PARIS HAUTE COUTURE 2021

Le ciel est si gris, en ce matin, dans le Palais de Tokyo, et les arbres si grêles semblent sourire aux robes qui flottent légères dans l’air de Paname. Nonchalance des mouvements des mannequins qui défilent dans les rues adjacentes comme perdus dans la foule, et un vent doux ride l’humble fleuve au pied du Palais que le soleil n’arrive pas à atténuer par l’ombre des chênes de l’avenue en contrebas.

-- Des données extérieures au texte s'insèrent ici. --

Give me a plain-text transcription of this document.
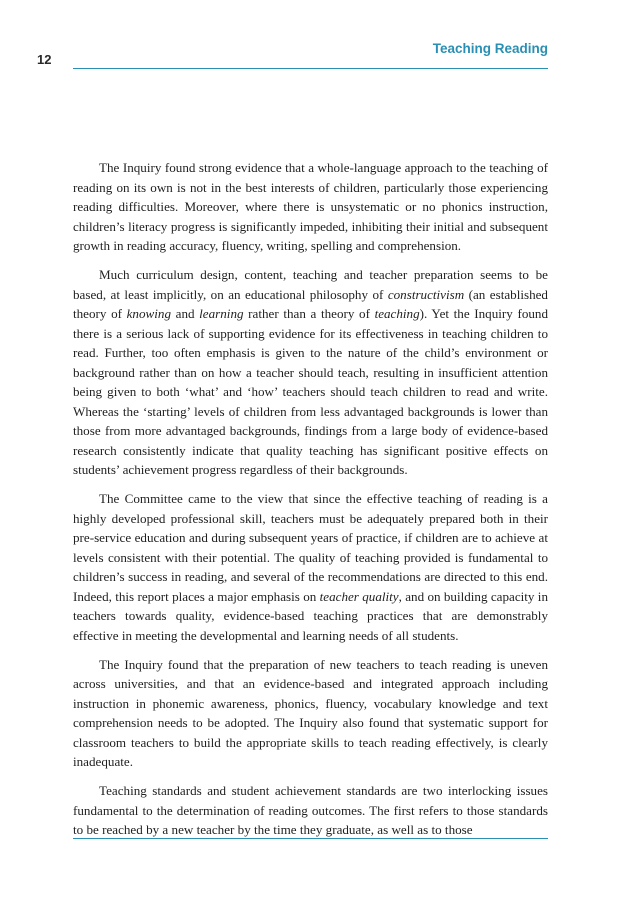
12
Teaching Reading

The Inquiry found strong evidence that a whole-language approach to the teaching of reading on its own is not in the best interests of children, particularly those experiencing reading difficulties. Moreover, where there is unsystematic or no phonics instruction, children’s literacy progress is significantly impeded, inhibiting their initial and subsequent growth in reading accuracy, fluency, writing, spelling and comprehension.

Much curriculum design, content, teaching and teacher preparation seems to be based, at least implicitly, on an educational philosophy of constructivism (an established theory of knowing and learning rather than a theory of teaching). Yet the Inquiry found there is a serious lack of supporting evidence for its effectiveness in teaching children to read. Further, too often emphasis is given to the nature of the child’s environment or background rather than on how a teacher should teach, resulting in insufficient attention being given to both ‘what’ and ‘how’ teachers should teach children to read and write. Whereas the ‘starting’ levels of children from less advantaged backgrounds is lower than those from more advantaged backgrounds, findings from a large body of evidence-based research consistently indicate that quality teaching has significant positive effects on students’ achievement progress regardless of their backgrounds.

The Committee came to the view that since the effective teaching of reading is a highly developed professional skill, teachers must be adequately prepared both in their pre-service education and during subsequent years of practice, if children are to achieve at levels consistent with their potential. The quality of teaching provided is fundamental to children’s success in reading, and several of the recommendations are directed to this end. Indeed, this report places a major emphasis on teacher quality, and on building capacity in teachers towards quality, evidence-based teaching practices that are demonstrably effective in meeting the developmental and learning needs of all students.

The Inquiry found that the preparation of new teachers to teach reading is uneven across universities, and that an evidence-based and integrated approach including instruction in phonemic awareness, phonics, fluency, vocabulary knowledge and text comprehension needs to be adopted. The Inquiry also found that systematic support for classroom teachers to build the appropriate skills to teach reading effectively, is clearly inadequate.

Teaching standards and student achievement standards are two interlocking issues fundamental to the determination of reading outcomes. The first refers to those standards to be reached by a new teacher by the time they graduate, as well as to those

Voici les Trompeuses exquises et coquettes charmantes, tendres muses pour tenter de séparer les amantes délicieuses. La main imperceptible de Natacha Ramsay donne un soufflet aux autres couturiers, de voir ses modèles dans les rues de Paris déambulant parmi le peu d’invités, elle pose doucement son petit doigt sur sa bouche comme pour nous dire : chut j’erre toute seule avec ma plaie de l’âme.

La pomme empoisonnée de nos jours est à la mesure d’un printemps qui semble inépuisable pour une collection qui se veut poétique comme l’aurore et qui malheureusement aurait pu être bien mieux. Conscient de la douleur humaine, conscient de la beauté du monde pour vivre par ce passage abrupt de l’affliction invisible de la beauté, et de l’extase, que nous aurions voulu, à l’impuissance du silence si triste du banal.